More people are working remotely now, creating workstation vacancies that irk the people paying the rent. But there’s more to it than that, according to Jennifer Busch, vice president of architecture and design at office furniture maker Teknion.
“It used to be that when you referred to the mobile worker you were talking about a person who works outside the office,” Busch tells Quartz. “Now you’re just as likely to be referring to someone that’s in the office environment, but they’re mobile because their technology has untethered them from their desk.”
Meanwhile, companies are becoming more conscious of the needs of different employees, according to Busch. Some people thrive on the energy of the open office (and it very likely is an open office) while more introverted people tend to suffer.
Both trends—the untethering and the desire to accommodate a range of work styles—point to a need for more variety in the space that companies offer. Desks are important, but so are more casual sitting areas where small groups can collaborate, as well as more private areas (the idea here being that there’s a space not only where people can go take a phone call, but one where someone who needs an hour of peace and quiet to finish something can find it).
And when there are space constraints, as is often the case, the need for gathering spots or private areas often comes at the cost of individual work stations, either in size, number, or personal ownership.
At the BBC headquarters in London, there are 3,500 desks for a staff of 5,600, spawning employee complaints about being able to find a place to work, and inspiring mockery in the organization’s own workplace comedy show.
The transition to unassigned desks appears to be going more smoothly in the human resources division of Citigroup. Its workspace, in a Citi office complex in Long Island City, Queens, has 150 unassigned desks for 200 staff and has become a pilot in the company’s effort to “optimize the company’s workspace,” according to a recent piece at the Harvard Business Review.

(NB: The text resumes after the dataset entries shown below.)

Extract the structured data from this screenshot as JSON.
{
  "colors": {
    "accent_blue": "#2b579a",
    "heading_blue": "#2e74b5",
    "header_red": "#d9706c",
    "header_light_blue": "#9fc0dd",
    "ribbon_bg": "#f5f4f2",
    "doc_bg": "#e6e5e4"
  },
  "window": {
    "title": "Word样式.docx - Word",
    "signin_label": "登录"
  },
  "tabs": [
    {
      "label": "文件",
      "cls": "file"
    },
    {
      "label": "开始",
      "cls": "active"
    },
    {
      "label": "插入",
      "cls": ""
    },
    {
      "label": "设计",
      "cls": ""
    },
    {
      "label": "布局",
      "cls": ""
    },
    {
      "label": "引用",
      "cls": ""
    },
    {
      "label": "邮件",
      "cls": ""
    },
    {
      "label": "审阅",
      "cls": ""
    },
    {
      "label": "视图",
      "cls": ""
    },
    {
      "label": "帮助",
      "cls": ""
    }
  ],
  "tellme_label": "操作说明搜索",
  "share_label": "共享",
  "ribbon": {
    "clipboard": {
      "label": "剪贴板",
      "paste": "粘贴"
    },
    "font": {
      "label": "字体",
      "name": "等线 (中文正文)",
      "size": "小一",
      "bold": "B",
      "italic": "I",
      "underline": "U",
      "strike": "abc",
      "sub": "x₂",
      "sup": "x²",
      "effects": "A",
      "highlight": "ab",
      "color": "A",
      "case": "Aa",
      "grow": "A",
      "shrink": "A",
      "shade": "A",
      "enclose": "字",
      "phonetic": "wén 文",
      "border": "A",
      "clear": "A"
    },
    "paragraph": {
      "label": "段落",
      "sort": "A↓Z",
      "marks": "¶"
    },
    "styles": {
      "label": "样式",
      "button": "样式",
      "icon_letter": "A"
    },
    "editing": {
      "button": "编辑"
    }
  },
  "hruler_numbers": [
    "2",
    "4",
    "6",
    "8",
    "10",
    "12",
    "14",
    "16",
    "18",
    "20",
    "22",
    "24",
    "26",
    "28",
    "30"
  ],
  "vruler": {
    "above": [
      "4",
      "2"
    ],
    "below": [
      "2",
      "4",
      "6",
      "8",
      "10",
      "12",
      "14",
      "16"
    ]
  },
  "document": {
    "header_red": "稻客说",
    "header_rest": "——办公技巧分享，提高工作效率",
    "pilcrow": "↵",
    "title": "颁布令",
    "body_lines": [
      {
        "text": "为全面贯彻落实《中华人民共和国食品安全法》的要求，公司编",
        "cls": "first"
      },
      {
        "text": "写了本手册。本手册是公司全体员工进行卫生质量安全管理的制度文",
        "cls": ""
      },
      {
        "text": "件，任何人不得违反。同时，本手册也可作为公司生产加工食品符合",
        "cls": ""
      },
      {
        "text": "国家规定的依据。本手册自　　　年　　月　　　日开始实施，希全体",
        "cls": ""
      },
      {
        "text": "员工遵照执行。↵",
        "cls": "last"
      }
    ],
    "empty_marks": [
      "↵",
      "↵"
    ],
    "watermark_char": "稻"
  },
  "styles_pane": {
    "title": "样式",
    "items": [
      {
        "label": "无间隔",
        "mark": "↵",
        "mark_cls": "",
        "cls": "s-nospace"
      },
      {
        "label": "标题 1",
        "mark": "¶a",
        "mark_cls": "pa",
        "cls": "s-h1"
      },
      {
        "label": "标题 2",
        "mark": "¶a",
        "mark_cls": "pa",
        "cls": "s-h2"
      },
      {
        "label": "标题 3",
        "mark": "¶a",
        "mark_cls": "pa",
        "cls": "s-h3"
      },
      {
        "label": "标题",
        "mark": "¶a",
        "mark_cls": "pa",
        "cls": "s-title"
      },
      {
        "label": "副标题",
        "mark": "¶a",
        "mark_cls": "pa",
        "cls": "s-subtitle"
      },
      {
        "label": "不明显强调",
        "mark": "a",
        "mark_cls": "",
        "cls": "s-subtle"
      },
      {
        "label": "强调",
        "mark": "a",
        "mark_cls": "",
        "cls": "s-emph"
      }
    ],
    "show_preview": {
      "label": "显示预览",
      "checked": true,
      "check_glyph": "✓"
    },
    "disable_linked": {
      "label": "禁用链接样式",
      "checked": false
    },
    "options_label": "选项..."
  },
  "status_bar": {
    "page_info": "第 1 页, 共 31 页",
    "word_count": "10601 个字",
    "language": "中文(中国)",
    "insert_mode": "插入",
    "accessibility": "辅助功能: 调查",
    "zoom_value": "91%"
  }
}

Previously, the group’s offices were underused—people were always out for one reason or another, be it vacation, illness, work travel, or because they had a flexible schedule.
It’s not anarchy at Citi. The office is loosely organized by function, there’s a locker room available to store stuff, and there are conference rooms and some shared private space available for meetings or phone calls. Despite the lack of seat assignments, Karyn Likerman, head of inclusion programs and work-life strategies, told HBR that she and her Citi colleagues tend to sit at the same desk most days, even though it’s not technically their space.